It was snowing during the Montana State Invitational, but that didn’t matter to the University of Utah cross country team when it crossed the finish line with 42 points, tying for first place with host Montana State this past weekend. Leading the way for Utah was Amanda Gehrich who finished second with a time of 17:19.39. She was followed by two other top 10 Utah finishes from Poppy Tank, who placed No. 5 and Hannah McInturff, who earned a No. 9 place finish. The rest of the top five scorers for Utah came from a 12th place finish by Jessica Sams and a 14th place finish by Aubrey Argyle.
Behind Utah and Montana State was Idaho State winning third, Montana in fourth, Northern Colorado in fifth and North Dakota in sixth. For the first-place Utes, it was Gehrich who helped execute Utah’s game plan, despite never running in the snow before.
“It was pretty cold, it was so cold, it was snowing and I had never raced in the snow before, so that was definitely an interesting experience,” Gehirch said. “But we made it through, it was pretty gritty, but we made it through.”
Head coach Kyle Kepler reiterated the team’s toughness in fighting through the weather and how it didn’t slow Utah down.
“Our kids handled it great, I have no issues with that,” Kepler said. “It was a little slick in the first as they were running up and down some hills, but the bottom and last two thirds of the course were incredibly flat and the water drained really well with the snow and rain that had gotten on it the night and day before.”
The weather didn’t cause Kepler to make any alterations to the Utes’ game plan. The strategy was to come out conservatively, then settle into the race before finishing out strong. The slower start helped the Utes feel out the weather and the course, as they stayed in a tight pack for the first two kilometers.
“The goal is to stay together and work together because usually teams that race together place really high,” Gehrich said. “So we are trying to get the gap between 1st place and 5th place down to like 30 seconds.”
From Gehrich to Argyle, there was a gap of 33.44 seconds, so Utah is right on track with its goal. Not only did Kepler see many positive things in his team’s race this weekend, but he also found multiple areas that need improvement as his team moves forward.
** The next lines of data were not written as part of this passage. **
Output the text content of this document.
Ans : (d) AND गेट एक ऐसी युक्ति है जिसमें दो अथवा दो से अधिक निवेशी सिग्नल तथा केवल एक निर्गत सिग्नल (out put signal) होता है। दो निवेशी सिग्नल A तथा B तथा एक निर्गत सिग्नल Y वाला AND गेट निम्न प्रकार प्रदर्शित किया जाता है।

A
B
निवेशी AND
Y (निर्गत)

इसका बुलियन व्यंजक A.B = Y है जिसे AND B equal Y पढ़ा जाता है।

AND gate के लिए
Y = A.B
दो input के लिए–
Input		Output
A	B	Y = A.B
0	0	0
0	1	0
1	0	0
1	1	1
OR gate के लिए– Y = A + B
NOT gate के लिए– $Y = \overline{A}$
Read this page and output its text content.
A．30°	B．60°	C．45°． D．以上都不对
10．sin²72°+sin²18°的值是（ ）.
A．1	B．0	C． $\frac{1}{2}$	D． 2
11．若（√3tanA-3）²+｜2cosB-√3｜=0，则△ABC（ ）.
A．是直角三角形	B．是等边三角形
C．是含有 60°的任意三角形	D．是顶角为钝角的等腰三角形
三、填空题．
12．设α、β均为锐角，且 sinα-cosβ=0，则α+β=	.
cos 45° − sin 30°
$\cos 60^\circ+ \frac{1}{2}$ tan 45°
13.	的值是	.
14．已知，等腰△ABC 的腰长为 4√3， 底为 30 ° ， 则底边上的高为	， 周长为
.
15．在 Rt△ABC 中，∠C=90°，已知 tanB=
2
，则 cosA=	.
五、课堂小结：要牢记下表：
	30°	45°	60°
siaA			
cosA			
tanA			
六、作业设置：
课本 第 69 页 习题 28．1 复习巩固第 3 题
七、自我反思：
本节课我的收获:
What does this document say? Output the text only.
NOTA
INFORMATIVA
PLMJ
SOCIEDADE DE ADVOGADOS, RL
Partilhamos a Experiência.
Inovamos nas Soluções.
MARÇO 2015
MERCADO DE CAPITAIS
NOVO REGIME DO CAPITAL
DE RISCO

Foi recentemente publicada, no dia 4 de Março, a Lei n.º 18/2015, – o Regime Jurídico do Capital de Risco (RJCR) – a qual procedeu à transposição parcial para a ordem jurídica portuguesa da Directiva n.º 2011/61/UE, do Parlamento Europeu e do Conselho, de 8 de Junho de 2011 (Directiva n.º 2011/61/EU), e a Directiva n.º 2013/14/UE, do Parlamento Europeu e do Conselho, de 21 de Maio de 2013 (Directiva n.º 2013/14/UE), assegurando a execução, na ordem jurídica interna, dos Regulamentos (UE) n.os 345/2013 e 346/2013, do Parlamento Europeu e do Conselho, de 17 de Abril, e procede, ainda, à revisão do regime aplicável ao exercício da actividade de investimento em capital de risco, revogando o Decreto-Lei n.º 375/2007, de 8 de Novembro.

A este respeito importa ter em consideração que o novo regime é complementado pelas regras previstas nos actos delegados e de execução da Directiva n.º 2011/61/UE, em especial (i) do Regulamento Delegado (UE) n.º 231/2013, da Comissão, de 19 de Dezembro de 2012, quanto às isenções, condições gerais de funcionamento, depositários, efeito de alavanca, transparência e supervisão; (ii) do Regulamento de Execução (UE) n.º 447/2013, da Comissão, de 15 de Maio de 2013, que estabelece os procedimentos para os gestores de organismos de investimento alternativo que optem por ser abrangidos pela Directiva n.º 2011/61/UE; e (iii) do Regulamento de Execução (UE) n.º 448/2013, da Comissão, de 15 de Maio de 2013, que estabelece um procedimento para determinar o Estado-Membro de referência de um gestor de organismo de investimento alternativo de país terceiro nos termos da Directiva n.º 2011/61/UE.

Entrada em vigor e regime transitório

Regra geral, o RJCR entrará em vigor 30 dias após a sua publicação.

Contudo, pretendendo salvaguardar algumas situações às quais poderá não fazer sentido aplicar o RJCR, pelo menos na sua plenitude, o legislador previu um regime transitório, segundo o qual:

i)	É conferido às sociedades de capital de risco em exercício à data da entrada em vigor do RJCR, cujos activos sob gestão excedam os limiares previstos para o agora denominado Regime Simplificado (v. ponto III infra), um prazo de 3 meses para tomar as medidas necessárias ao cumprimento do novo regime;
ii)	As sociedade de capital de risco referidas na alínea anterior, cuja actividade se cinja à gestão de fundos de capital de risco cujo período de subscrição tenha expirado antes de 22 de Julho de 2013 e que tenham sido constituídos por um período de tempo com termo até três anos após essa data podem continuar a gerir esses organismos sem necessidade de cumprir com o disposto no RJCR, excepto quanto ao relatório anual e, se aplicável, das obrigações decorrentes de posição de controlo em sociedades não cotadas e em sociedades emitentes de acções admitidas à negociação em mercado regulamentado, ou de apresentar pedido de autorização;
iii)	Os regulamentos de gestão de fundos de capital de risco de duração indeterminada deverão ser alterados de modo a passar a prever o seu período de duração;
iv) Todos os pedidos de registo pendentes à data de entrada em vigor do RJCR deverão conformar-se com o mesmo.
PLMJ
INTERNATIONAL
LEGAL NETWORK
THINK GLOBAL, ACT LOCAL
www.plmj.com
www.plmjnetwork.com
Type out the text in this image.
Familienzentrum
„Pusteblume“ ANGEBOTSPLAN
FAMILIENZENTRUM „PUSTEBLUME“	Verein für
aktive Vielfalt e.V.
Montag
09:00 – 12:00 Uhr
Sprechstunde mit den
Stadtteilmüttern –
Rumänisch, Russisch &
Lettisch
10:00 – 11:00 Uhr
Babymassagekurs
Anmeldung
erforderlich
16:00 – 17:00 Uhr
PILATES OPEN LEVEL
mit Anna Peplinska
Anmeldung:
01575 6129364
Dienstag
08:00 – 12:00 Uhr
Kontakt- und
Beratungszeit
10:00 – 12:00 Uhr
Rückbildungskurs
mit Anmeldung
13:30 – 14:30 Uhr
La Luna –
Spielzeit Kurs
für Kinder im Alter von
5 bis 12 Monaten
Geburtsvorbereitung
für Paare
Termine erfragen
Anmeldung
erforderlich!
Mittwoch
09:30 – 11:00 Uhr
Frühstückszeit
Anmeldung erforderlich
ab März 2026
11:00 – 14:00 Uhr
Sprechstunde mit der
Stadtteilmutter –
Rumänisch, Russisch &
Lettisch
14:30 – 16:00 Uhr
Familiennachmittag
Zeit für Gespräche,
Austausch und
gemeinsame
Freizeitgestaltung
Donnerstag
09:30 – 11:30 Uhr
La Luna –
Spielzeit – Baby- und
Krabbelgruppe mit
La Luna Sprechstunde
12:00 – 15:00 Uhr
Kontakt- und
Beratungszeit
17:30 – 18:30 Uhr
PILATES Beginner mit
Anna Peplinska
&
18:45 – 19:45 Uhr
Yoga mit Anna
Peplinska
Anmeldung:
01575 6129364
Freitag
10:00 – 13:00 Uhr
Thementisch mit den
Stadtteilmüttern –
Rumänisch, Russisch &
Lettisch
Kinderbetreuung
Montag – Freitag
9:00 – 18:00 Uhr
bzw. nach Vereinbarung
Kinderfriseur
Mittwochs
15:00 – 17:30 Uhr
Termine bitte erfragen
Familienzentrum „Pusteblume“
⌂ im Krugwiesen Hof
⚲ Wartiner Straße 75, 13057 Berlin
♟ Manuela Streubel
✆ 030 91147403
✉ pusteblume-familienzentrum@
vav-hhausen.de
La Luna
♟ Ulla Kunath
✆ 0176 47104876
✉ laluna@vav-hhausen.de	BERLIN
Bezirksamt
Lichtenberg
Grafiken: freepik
“We held our groups pretty well,” Kepler said. “But I think in the middle of the race in a few instances, we didn’t compete as well as we needed to, and we weren’t as aggressive as we would’ve liked to have been at that point.”
It is early in the season, so the Utes do not necessarily need to be peaking quite yet, but they will continue to prepare and attack each coming race in order to build to that peaking point.
“I didn’t really think our sprint to the end was all that great, and nobody’s probably is at this time of the year,” Kepler said. “Nobody’s really focused on anything super speedy yet, or at least in most instances, particularly us, but we will definitely have to be ready for a race that will go out significantly faster.”
Utah’s next meet is scheduled for Friday, Sept. 29 in South Bend, Indiana at the Notre Dame Invitational.